Se instaló en la pequeña habitación que Misha compartía con Svetlana, su hermana mayor, sacó el acordeón y empezó la que sería la obra de su vida. Al principio escribía sólo variaciones de canciones populares rusas, mezcladas con aires judíos. Después pasó a hacer versiones más melancólicas y desgarradas y, por último, dejó de tocar cosas que ellos pudieran reconocer, y lloraba mientras sostenía unas notas muy largas. Misha y Svetya, a pesar de no ser muy listos, comprendieron que al fin el abuelo había hecho realidad su sueño de ser compositor. Tenía un coche muy abollado que dejaba en el callejón, detrás del apartamento. Tal como lo cuenta Misha, el abuelo conducía a ciegas, dejando una independencia casi total al coche, que avanzaba a tientas, rebotando aquí y allá, y sólo cuando había verdadero peligro de muerte daba al volante un toque con la yema de los dedos.
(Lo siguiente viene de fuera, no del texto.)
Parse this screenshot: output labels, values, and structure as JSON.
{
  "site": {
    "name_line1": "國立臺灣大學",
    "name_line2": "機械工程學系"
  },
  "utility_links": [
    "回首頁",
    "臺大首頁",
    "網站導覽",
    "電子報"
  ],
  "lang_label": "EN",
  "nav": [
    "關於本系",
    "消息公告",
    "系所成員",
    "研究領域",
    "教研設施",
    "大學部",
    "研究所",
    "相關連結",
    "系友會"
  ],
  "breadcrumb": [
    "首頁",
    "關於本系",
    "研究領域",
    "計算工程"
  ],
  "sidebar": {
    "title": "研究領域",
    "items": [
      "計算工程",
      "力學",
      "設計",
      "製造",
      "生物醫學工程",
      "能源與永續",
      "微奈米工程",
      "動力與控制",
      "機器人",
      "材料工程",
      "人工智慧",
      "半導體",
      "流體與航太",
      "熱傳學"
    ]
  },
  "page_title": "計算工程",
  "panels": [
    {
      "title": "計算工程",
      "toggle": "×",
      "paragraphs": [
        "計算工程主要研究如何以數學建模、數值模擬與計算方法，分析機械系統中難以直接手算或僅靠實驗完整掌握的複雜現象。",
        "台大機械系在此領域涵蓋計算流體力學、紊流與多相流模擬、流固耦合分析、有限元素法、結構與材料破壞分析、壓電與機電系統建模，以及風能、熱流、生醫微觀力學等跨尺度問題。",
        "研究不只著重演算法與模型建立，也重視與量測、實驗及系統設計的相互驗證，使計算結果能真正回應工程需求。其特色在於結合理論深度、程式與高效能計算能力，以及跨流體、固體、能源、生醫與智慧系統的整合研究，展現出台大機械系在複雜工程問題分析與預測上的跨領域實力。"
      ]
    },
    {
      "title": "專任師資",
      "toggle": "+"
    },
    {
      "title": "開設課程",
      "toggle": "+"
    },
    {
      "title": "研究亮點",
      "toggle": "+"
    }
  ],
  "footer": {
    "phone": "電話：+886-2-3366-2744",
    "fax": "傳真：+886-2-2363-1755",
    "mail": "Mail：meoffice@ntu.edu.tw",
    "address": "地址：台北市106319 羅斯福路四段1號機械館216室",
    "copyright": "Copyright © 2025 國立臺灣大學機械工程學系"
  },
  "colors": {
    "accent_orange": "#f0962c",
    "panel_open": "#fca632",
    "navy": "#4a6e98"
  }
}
Cada vez que el abuelo iba a recogerlos a la escuela, Misha y Svetlana trataban de disimular mirando para otro lado. Pero él daba gas hasta que ya era imposible seguir fingiendo, y entonces corrían hacia el coche con la cabeza baja y se acurrucaban en la parte de atrás, mientras el abuelo, sentado al volante, coreaba una cinta de la banda punk Pussy Ass Mother Fucker del primo Lev. Pero no captaba bien la letra. En lugar de Got into a fight, smashed his face on the car door, él cantaba: You are my knight and you wear shining ar-mor, y en lugar de You’re a louse, but you’re so pretty, cantaba Take it up to the house, in a jitney[1]. Cuando Misha y su hermana le señalaban el error, el abuelo parecía sorprendido y subía el volumen para oír mejor, pero al otro día volvía a cantar lo mismo. Al morir, el abuelo dejó a Svetya los dieciocho tomos de Historia de los judíos y a Misha, el acordeón. Por aquel entonces, la hermana de Lev, que llevaba sombra de ojos azul, invitó a Misha a su habitación, puso Let it Be y le enseñó a besar.

7. EL CHICO DEL ACORDEÓN

Misha y yo nos escribimos veintiuna cartas en total. Fue dos años antes de que Jacob Marcus escribiera a mi madre para pedirle que tradujera La historia del amor, cuando yo tenía doce. Las cartas de Misha estaban llenas de signos de admiración y de preguntas tales como: «¿Qué significa “eres un pardillo”?», y las mías, de preguntas sobre la vida en Rusia. Él me invitó a su bar mitzvah.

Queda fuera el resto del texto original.